部活は試験の3日前からしか休めなかったので、全然余裕がないはずでした。それでも実際にスケジュールを作ってみると驚くほど勉強時間が確保できることがわかりました。
その成功体験があったので、高校時代は365日×3年間、毎日スケジュールどおりに生活していました。おかげで、高校時代も3年生の夏まで思い切り部活をやったにも関わらず、京都大学も現役で合格することができました。
20人中18人が第一志望に合格
大学時代は家庭教師のアルバイトをやっていたのですが、勉強はあまり教えていませんでした。教えていたのは「スケジューリング」です。
まず勉強をさせる前にスケジュールを作らせるのです。それもとにかく細かく作ってもらう。「19時から20時は数学のこの問題集の○ページから○ページをやる」というレベルです。単位は1時間。あまりに長いと集中できないので1時間が基本です。50分が勉強で、10分は休憩時間にしていました。

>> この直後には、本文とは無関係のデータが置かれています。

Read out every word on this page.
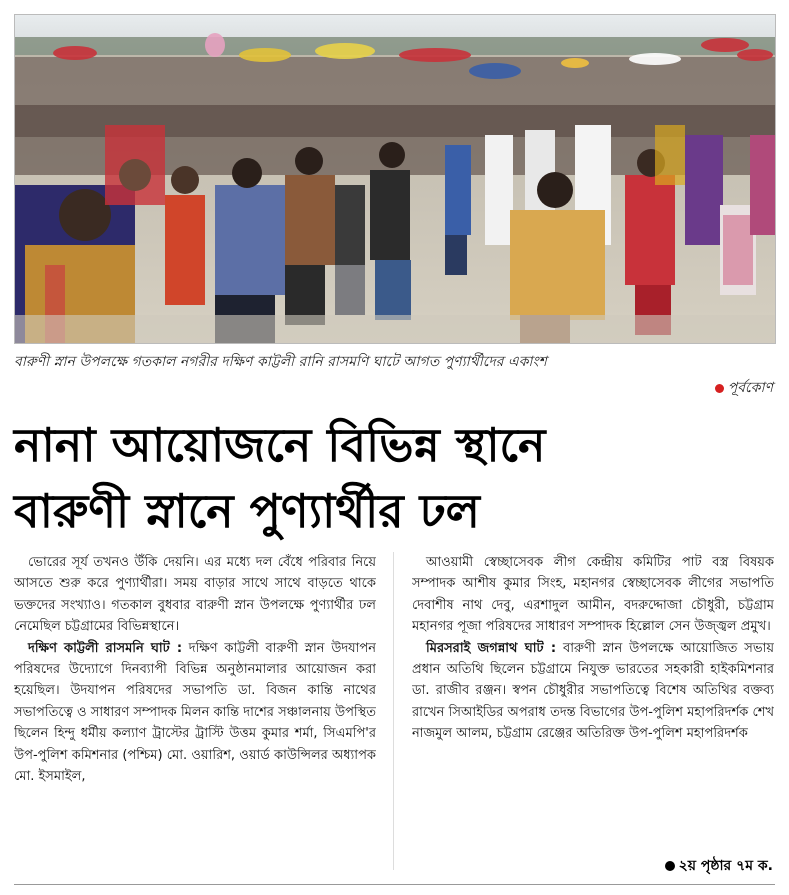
বারুণী স্নান উপলক্ষে গতকাল নগরীর দক্ষিণ কাট্টলী রানি রাসমণি ঘাটে আগত পুণ্যার্থীদের একাংশ
পূর্বকোণ
নানা আয়োজনে বিভিন্ন স্থানে
বারুণী স্নানে পুণ্যার্থীর ঢল
ভোরের সূর্য তখনও উঁকি দেয়নি। এর মধ্যে দল বেঁধে পরিবার নিয়ে আসতে শুরু করে পুণ্যার্থীরা। সময় বাড়ার সাথে সাথে বাড়তে থাকে ভক্তদের সংখ্যাও। গতকাল বুধবার বারুণী স্নান উপলক্ষে পুণ্যার্থীর ঢল নেমেছিল চট্টগ্রামের বিভিন্নস্থানে।
দক্ষিণ কাট্টলী রাসমনি ঘাট : দক্ষিণ কাট্টলী বারুণী স্নান উদযাপন পরিষদের উদ্যোগে দিনব্যাপী বিভিন্ন অনুষ্ঠানমালার আয়োজন করা হয়েছিল। উদযাপন পরিষদের সভাপতি ডা. বিজন কান্তি নাথের সভাপতিত্বে ও সাধারণ সম্পাদক মিলন কান্তি দাশের সঞ্চালনায় উপস্থিত ছিলেন হিন্দু ধর্মীয় কল্যাণ ট্রাস্টের ট্রাস্টি উত্তম কুমার শর্মা, সিএমপি'র উপ-পুলিশ কমিশনার (পশ্চিম) মো. ওয়ারিশ, ওয়ার্ড কাউন্সিলর অধ্যাপক মো. ইসমাইল,
আওয়ামী স্বেচ্ছাসেবক লীগ কেন্দ্রীয় কমিটির পাট বস্ত্র বিষয়ক সম্পাদক আশীষ কুমার সিংহ, মহানগর স্বেচ্ছাসেবক লীগের সভাপতি দেবাশীষ নাথ দেবু, এরশাদুল আমীন, বদরুদ্দোজা চৌধুরী, চট্টগ্রাম মহানগর পূজা পরিষদের সাধারণ সম্পাদক হিল্লোল সেন উজ্জ্বল প্রমুখ।
মিরসরাই জগন্নাথ ঘাট : বারুণী স্নান উপলক্ষে আয়োজিত সভায় প্রধান অতিথি ছিলেন চট্টগ্রামে নিযুক্ত ভারতের সহকারী হাইকমিশনার ডা. রাজীব রঞ্জন। স্বপন চৌধুরীর সভাপতিত্বে বিশেষ অতিথির বক্তব্য রাখেন সিআইডির অপরাধ তদন্ত বিভাগের উপ-পুলিশ মহাপরিদর্শক শেখ নাজমুল আলম, চট্টগ্রাম রেঞ্জের অতিরিক্ত উপ-পুলিশ মহাপরিদর্শক
২য় পৃষ্ঠার ৭ম ক.
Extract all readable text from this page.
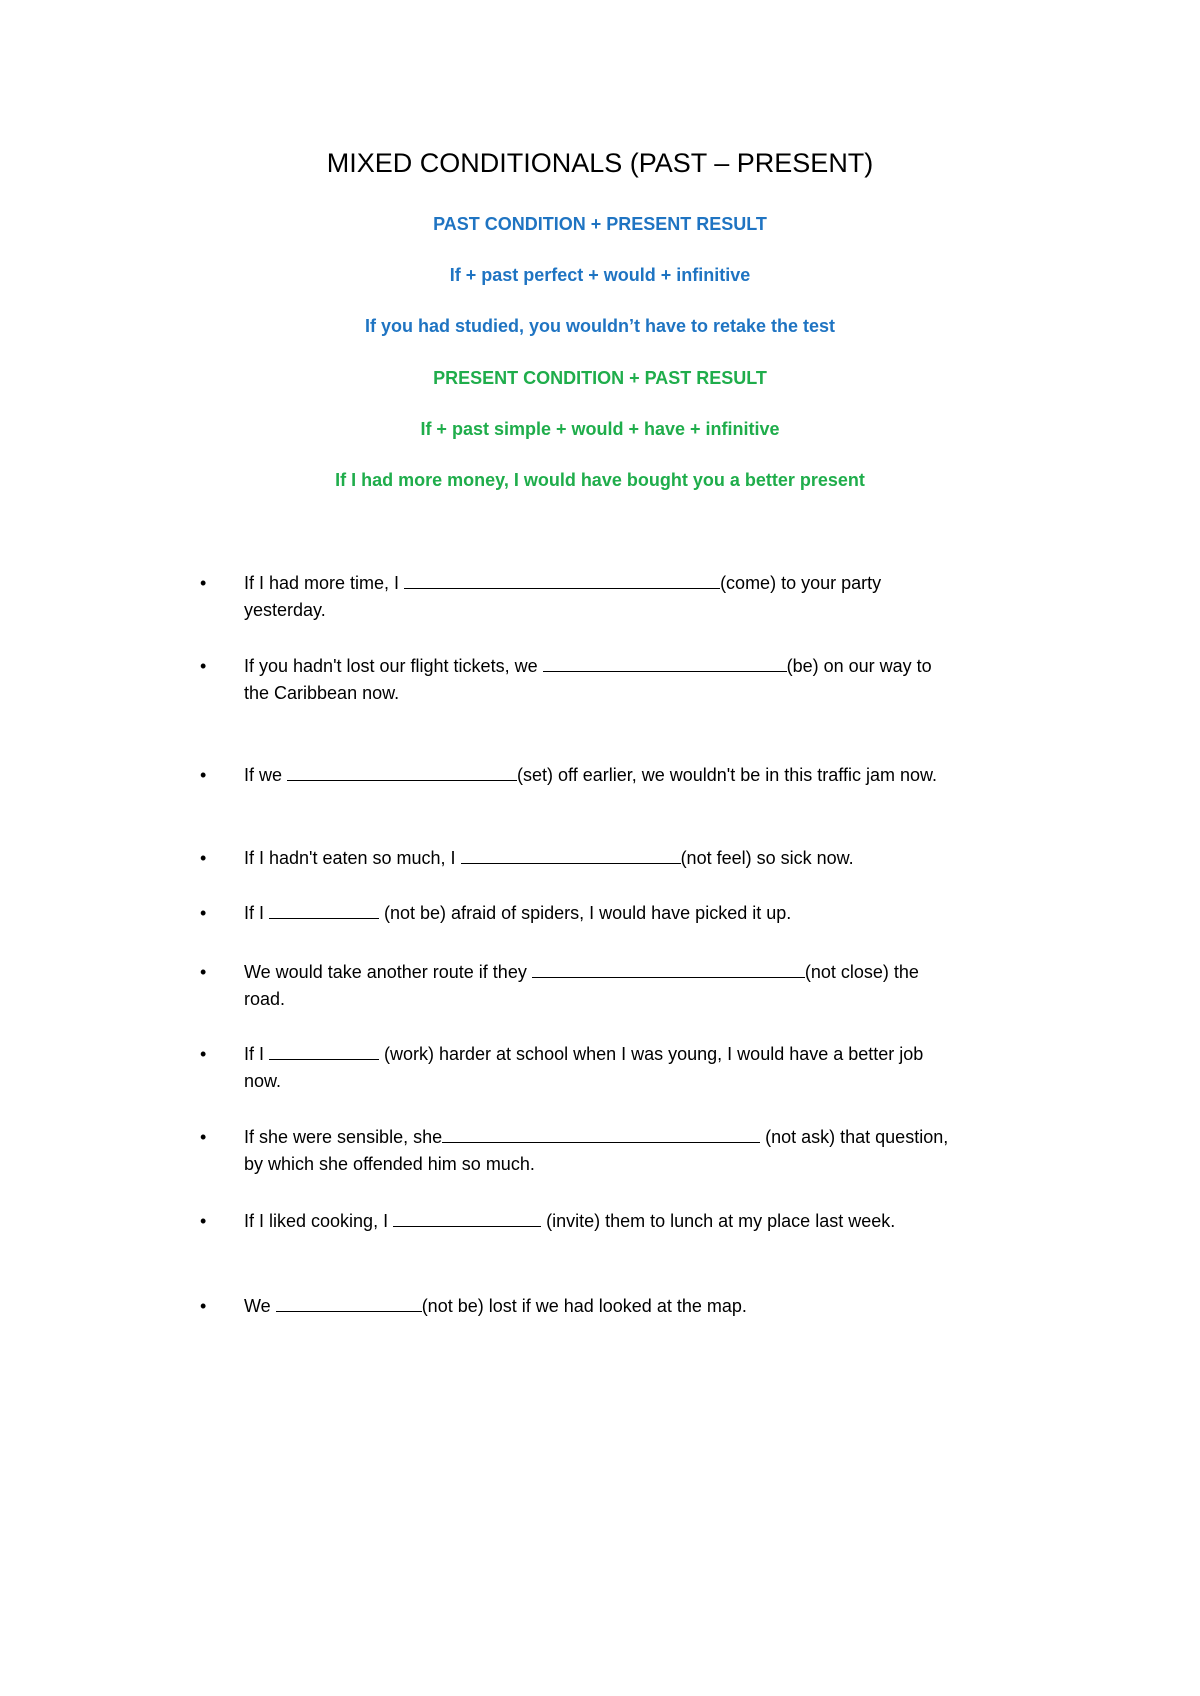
MIXED CONDITIONALS (PAST – PRESENT)
PAST CONDITION + PRESENT RESULT
If + past perfect + would + infinitive
If you had studied, you wouldn’t have to retake the test
PRESENT CONDITION + PAST RESULT
If + past simple + would + have + infinitive
If I had more money, I would have bought you a better present
•	If I had more time, I	(come) to your party
yesterday.
•	If you hadn't lost our flight tickets, we	(be) on our way to
the Caribbean now.
•	If we	(set) off earlier, we wouldn't be in this traffic jam now.
•	If I hadn't eaten so much, I	(not feel) so sick now.
•	If I	(not be) afraid of spiders, I would have picked it up.
•	We would take another route if they	(not close) the
road.
•	If I	(work) harder at school when I was young, I would have a better job
now.
•	If she were sensible, she	(not ask) that question,
by which she offended him so much.
•	If I liked cooking, I	(invite) them to lunch at my place last week.
•	We	(not be) lost if we had looked at the map.
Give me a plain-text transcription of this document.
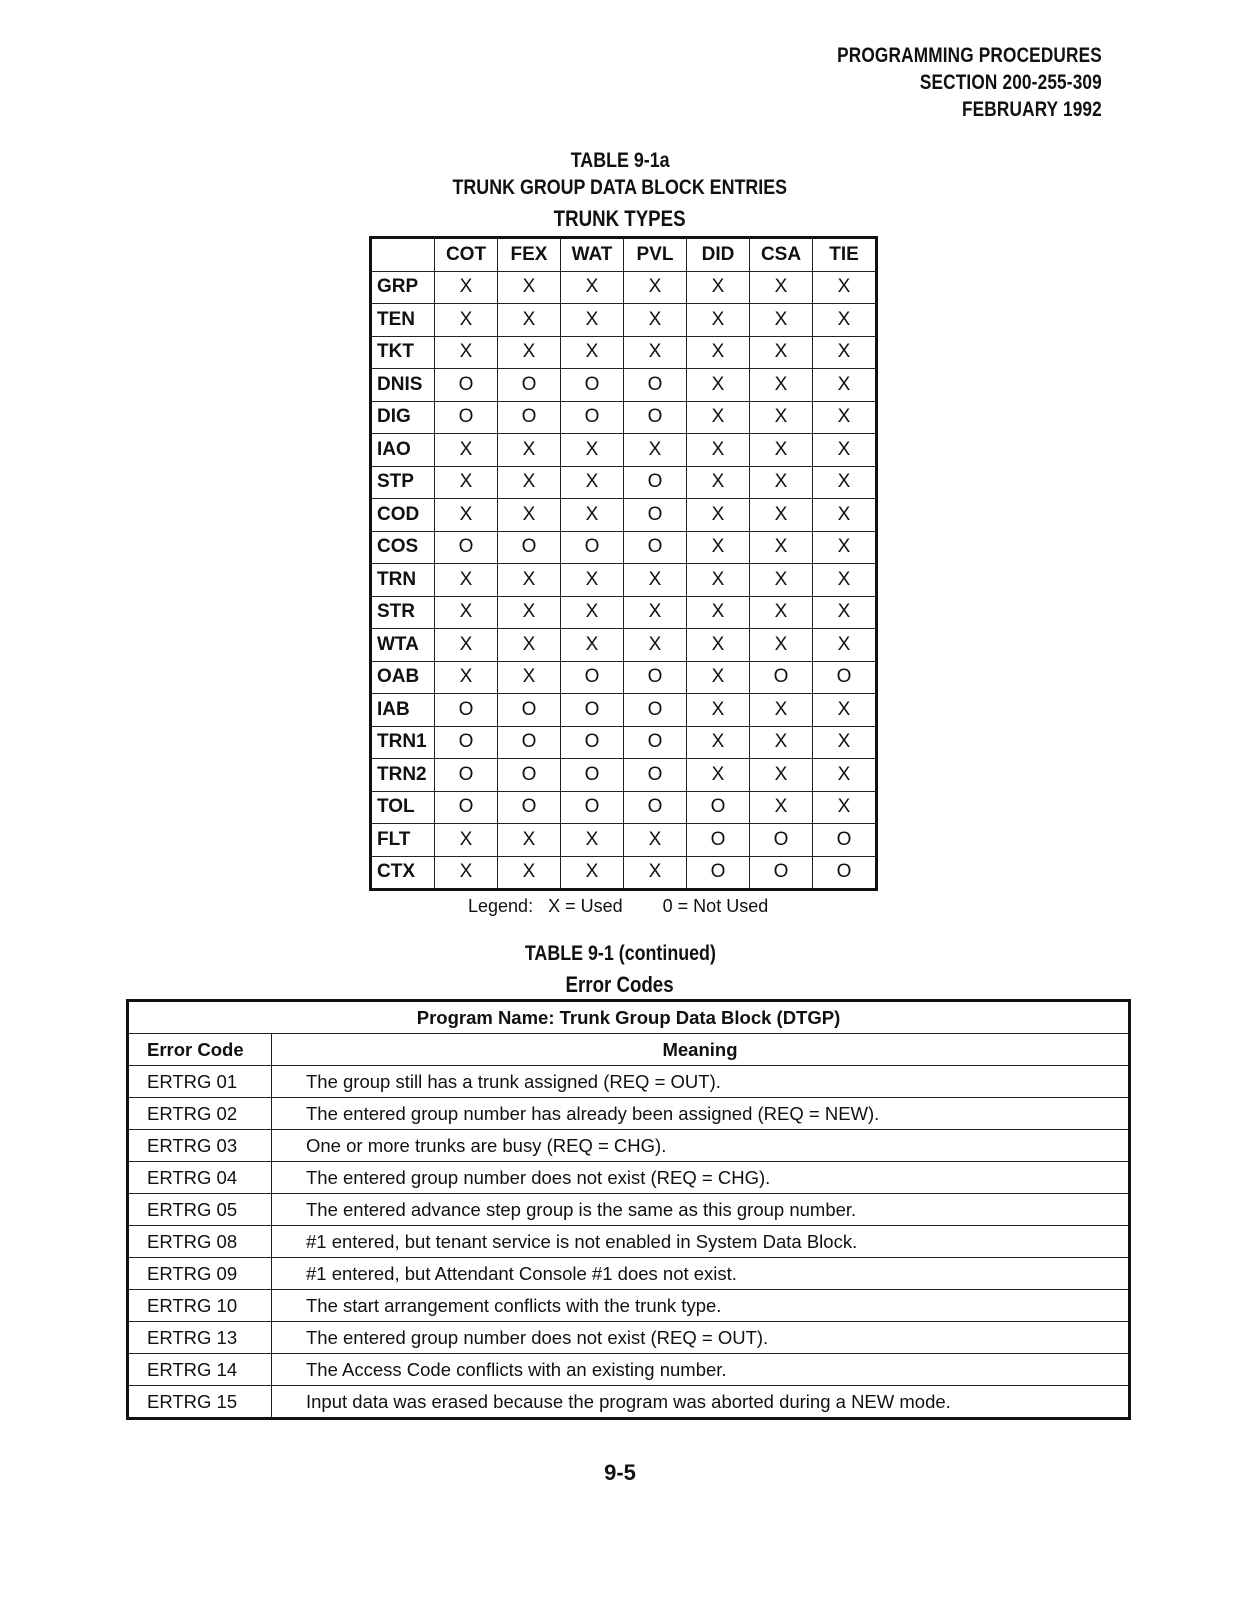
PROGRAMMING PROCEDURES
SECTION 200-255-309
FEBRUARY 1992
TABLE 9-1a
TRUNK GROUP DATA BLOCK ENTRIES
TRUNK TYPES
	COT	FEX	WAT	PVL	DID	CSA	TIE
GRP	X	X	X	X	X	X	X
TEN	X	X	X	X	X	X	X
TKT	X	X	X	X	X	X	X
DNIS	O	O	O	O	X	X	X
DIG	O	O	O	O	X	X	X
IAO	X	X	X	X	X	X	X
STP	X	X	X	O	X	X	X
COD	X	X	X	O	X	X	X
COS	O	O	O	O	X	X	X
TRN	X	X	X	X	X	X	X
STR	X	X	X	X	X	X	X
WTA	X	X	X	X	X	X	X
OAB	X	X	O	O	X	O	O
IAB	O	O	O	O	X	X	X
TRN1	O	O	O	O	X	X	X
TRN2	O	O	O	O	X	X	X
TOL	O	O	O	O	O	X	X
FLT	X	X	X	X	O	O	O
CTX	X	X	X	X	O	O	O
Legend: X = Used 0 = Not Used
TABLE 9-1 (continued)
Error Codes
Program Name: Trunk Group Data Block (DTGP)	
Error Code	Meaning
ERTRG 01	The group still has a trunk assigned (REQ = OUT).
ERTRG 02	The entered group number has already been assigned (REQ = NEW).
ERTRG 03	One or more trunks are busy (REQ = CHG).
ERTRG 04	The entered group number does not exist (REQ = CHG).
ERTRG 05	The entered advance step group is the same as this group number.
ERTRG 08	#1 entered, but tenant service is not enabled in System Data Block.
ERTRG 09	#1 entered, but Attendant Console #1 does not exist.
ERTRG 10	The start arrangement conflicts with the trunk type.
ERTRG 13	The entered group number does not exist (REQ = OUT).
ERTRG 14	The Access Code conflicts with an existing number.
ERTRG 15	Input data was erased because the program was aborted during a NEW mode.
9-5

たいていの生徒は最初、ざっくりしたスケジュールを作ってくるので、僕は「この時間は何をするの?」「これって本当にできるの?」とツッコんでいました。ちゃんと実行できることが重要だからです。そして、スケジューリングにたくさん時間を使っていいから、その代わり決めたことは守ろうねと伝えていました。
そうやってスケジュールの作成と実行を徹底させていると、次から次へと頼まれるようになって、気づけば人気の家庭教師になっていました。トータルで20人くらい見ていましたが、18人が第一志望に合格しました。
スケジューリングで仕事を制する
スケジューリングは仕事の場面でも、当然役立ちます。
まず予定が入ったら、すぐにスケジューリングすることです。たとえばミーティングの日が決まったら、そのための資料作りや事前打ち合わせ、反省会をいつするかまで、全部決めてスケジュールを組んでしまいます。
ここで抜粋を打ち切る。